Mr. Obama is trying to steer Palestinians back to the negotiating table with Israelis, while at the same time trying to persuade Israelis that the United States and his administration have Israel’s best interests at heart.

Many Israelis blame Mr. Obama for Mr. Abbas’s refusal so far to engage in direct negotiations. When Mr. Obama demanded last year that Israel freeze construction of settlements in the West Bank, a demand that Israel refused, many Palestinian officials said afterward that they could not go ahead with direct negotiations. But in the past, Palestinians had often entered direct negotiations with Israel absent such a freeze.

Mr. Abbas is still seeking some sort of gesture, either from the Americans or from the Israelis, administration officials said, before he will enter direct negotiations.

“The Palestinian position is that we’ve been engaged with Mitchell,” said Ghaith al-Omari, a former negotiator with the Palestinian Authority, referring to Mr. Obama’s Middle East envoy, George J. Mitchell. “We’ve given position papers to Mitchell. We don’t have a problem with moving to direct talks, but before that the Israelis have to present their positions to the administration.”

Israeli officials counter that they do not want to offer their positions before direct talks begin, because that would be akin to negotiating against themselves.

After Mr. Obama’s meeting with Mr. Abbas, the White House put out a statement that “the president has described the situation in Gaza as unsustainable, and it demands a significant change in strategy.”

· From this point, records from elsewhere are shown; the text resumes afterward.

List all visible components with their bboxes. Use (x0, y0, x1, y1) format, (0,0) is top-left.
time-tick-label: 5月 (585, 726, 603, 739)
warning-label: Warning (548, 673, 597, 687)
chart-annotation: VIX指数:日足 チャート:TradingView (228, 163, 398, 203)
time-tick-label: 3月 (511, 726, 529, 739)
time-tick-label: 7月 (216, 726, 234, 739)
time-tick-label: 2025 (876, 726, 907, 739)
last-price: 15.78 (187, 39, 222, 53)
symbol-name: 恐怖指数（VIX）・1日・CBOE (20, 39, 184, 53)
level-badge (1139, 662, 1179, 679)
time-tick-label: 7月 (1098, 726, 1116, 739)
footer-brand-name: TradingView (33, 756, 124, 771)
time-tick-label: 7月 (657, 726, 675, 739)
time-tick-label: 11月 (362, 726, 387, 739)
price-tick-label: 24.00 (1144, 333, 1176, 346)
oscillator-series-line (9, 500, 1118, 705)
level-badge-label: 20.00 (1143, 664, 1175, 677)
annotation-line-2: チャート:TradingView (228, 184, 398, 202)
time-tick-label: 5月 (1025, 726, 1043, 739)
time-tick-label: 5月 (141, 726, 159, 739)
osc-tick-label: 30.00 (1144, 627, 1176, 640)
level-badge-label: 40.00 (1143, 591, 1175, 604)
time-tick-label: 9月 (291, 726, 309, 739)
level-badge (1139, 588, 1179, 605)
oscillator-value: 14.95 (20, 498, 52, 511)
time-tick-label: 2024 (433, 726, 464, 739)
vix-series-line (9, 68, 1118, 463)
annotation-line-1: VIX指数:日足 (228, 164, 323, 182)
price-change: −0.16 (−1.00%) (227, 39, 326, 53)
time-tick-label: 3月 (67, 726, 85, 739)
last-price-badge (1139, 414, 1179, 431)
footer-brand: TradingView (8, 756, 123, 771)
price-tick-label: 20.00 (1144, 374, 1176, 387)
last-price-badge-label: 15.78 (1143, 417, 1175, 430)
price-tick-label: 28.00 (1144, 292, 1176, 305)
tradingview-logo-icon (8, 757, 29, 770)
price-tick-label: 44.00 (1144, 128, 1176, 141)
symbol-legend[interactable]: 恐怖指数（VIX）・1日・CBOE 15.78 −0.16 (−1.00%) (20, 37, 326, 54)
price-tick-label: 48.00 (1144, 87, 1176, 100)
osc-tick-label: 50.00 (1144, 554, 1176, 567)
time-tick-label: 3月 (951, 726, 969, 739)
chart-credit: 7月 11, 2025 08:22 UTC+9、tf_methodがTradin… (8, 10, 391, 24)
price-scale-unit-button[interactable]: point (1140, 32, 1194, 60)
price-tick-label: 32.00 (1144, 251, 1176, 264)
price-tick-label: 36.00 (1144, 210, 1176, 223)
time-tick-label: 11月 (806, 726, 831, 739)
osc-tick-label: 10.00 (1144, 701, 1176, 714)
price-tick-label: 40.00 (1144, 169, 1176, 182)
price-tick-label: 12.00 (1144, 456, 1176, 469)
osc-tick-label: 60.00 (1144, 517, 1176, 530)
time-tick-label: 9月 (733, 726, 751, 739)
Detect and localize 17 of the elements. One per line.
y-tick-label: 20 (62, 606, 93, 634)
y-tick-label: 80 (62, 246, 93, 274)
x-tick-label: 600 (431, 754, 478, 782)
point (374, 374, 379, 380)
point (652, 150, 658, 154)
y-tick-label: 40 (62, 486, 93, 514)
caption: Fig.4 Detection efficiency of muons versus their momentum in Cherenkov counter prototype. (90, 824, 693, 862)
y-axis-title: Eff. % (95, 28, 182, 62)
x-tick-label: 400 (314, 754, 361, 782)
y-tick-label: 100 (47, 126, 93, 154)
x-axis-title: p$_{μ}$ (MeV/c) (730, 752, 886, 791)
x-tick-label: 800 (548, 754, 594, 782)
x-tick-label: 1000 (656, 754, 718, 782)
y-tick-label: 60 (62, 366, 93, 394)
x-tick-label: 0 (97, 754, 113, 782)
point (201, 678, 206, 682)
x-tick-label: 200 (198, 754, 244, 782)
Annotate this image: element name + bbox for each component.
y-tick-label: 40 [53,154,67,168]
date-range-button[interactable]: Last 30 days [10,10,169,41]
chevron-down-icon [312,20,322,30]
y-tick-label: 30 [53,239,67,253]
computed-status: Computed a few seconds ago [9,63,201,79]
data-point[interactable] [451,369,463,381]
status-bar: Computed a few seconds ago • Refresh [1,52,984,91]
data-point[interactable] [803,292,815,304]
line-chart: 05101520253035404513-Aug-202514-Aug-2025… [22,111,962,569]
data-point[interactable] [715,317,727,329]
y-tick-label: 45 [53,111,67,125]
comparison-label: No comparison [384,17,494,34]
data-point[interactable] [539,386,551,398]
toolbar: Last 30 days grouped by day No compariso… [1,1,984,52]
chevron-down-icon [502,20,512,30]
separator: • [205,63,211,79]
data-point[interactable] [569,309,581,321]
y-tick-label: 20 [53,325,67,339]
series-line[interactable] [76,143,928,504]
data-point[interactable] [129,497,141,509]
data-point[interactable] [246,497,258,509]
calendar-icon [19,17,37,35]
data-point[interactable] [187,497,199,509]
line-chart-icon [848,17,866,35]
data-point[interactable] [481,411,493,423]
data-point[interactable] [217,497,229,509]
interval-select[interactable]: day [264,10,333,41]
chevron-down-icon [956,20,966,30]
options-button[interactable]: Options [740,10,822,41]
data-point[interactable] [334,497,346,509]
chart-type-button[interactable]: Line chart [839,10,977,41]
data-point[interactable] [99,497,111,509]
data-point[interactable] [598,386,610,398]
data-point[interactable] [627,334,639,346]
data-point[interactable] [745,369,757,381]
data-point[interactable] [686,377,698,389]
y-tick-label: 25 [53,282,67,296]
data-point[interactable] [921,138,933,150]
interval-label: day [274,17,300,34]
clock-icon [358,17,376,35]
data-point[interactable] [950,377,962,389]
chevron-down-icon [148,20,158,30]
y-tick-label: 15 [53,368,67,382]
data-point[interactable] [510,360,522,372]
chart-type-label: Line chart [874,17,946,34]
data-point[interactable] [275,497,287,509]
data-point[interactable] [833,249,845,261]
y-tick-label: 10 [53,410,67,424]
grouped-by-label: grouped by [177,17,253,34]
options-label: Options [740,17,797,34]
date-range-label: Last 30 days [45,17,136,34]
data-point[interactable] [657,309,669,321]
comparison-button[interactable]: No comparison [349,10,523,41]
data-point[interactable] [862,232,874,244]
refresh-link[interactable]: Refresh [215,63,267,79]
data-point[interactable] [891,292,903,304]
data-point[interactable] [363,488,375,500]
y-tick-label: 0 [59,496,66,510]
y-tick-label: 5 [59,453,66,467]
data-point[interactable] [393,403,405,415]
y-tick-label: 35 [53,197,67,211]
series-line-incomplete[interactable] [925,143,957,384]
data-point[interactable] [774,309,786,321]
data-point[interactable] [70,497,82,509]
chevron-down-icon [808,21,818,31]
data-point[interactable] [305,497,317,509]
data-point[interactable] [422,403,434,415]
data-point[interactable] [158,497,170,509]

The statement said that “while we work with our partners in the Palestinian Authority, Israel, Egypt and the international community to put such a strategy in place, these projects represent a down payment on the United States’ commitment to Palestinians in Gaza, who deserve a better life and expanded opportunities, and the chance to take part in building a viable, independent state of Palestine, together with those who live in the West Bank.”